In 1907, the State of Wisconsin purchased 662 acre of land that became the start of Northern Highlands State Forest. Later, in 1912, another 27,000 acre were purchased for the park. By 1996, a total of 222,000 acres (89,840 ha) encompassing Vilas, Oneida, and Iron counties made up the now Northern Highland and American Legion State Forests.

=== First DNR field station ===

Formerly called the Wisconsin Conservation Department (WCD), Wisconsin Department of Natural Resources (DNR) built its first headquarters and field station in 1911, at Trout Lake. There were also a number of roads, phone lines, ranger stations, and fire towers. Trout Lake was the sight of the first forest fire patrol by air. Logan Archbold Vilas, nicknamed Jack, was a famous aviator who was part of these historic first flights.

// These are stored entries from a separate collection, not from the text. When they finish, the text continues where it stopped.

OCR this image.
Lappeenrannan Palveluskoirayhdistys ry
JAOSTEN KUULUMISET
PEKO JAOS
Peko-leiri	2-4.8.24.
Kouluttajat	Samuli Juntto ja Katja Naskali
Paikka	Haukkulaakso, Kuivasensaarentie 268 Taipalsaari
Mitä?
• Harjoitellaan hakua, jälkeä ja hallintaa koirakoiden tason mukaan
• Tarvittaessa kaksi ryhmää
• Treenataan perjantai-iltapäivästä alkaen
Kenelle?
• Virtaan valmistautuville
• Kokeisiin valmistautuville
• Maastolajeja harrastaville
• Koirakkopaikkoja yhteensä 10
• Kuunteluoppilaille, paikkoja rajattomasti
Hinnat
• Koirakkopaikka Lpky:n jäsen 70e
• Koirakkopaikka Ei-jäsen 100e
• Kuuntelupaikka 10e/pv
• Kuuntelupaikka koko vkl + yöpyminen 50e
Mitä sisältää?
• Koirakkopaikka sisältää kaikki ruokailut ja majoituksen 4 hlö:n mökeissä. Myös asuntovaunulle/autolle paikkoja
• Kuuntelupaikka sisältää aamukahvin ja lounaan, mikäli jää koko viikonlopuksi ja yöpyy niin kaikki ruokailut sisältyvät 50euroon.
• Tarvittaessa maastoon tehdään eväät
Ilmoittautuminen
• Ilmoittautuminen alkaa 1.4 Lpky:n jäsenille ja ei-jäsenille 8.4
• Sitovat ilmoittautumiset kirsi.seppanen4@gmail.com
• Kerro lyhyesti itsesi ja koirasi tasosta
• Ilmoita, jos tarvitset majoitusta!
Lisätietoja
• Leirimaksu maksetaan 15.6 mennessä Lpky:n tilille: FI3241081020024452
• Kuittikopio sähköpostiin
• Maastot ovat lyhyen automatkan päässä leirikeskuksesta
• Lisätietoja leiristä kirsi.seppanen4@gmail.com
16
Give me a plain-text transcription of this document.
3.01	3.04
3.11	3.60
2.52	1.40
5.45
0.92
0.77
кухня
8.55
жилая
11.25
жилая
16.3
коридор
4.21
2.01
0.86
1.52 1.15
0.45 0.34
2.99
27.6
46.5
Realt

He brought his Curtis Hydro Aeroplane to Trout Lake by train from Chicago, IL. During his time at the Trout Lake, he took rangers from the ranger station on several of his flights over Northern Highlands State Forest.

===First state nursery===

In 1911, WCD planted the first state pine plantation consisting of Norway Pine, Ponderosa Pine, and Norway Spruce. The trees came from the University of Michigan. In 1916, WCD established the first state tree nursery at Trout Lake, consisting of two one-acre plots. The trees grown at the nursery were used to replant areas within the state park, but some were also sold to the public.

==Human use/cultural significance==
===Recreation===
Trout Lake hosts a variety of both summer and winter activities. In the summer, the lake is a popular fishing location, swimming destinations, has numerous hiking trails, and has several campgrounds. There are websites that monitor fish catches based on species and size across lakes, including Trout Lake, so other anglers are able to find the best fishing locations and times of year. A popular hiking destination is the aforementioned Cathedral Point, located on the narrow passage between the North and South portions of the lake. Surrounded by 130 ft pine trees, the slight rise in elevation at Cathedral Point allows for fantastic views of the lake. For winter activities, while there is less activity overall, the lake still has tourists. Winter activities include ice fishing, ice hockey, and ice wind boarding, which is similar to windsurfing, but on ice. There are also several lodges and resorts scattered around the lake. In 2025, Marywood, a retreat center located on the lakeshore, was returned to the Lac du Flambeau Band of Lake Superior Chippewa, in one of the first transfers of land from Catholic sisters to a tribal government.

===Research===
Trout Lake is one of seven lakes studied at the North Temperate Lakes Long Term Ecological Research Network (LTER) site. The lake houses a sensor buoy, which feeds data to the Global Lake Ecological Observatory Network (GLEON). Trout Lake is also home to the University of Wisconsin–Madison Trout Lake research station, where research on lakes and streams in the area is carried out. Once, when the research station needed to be moved from its old location to the new location on the other side of the lake, the structure was pulled on the frozen lake and slid across the ice. The former research laboratories were transformed into cabins for student-housing.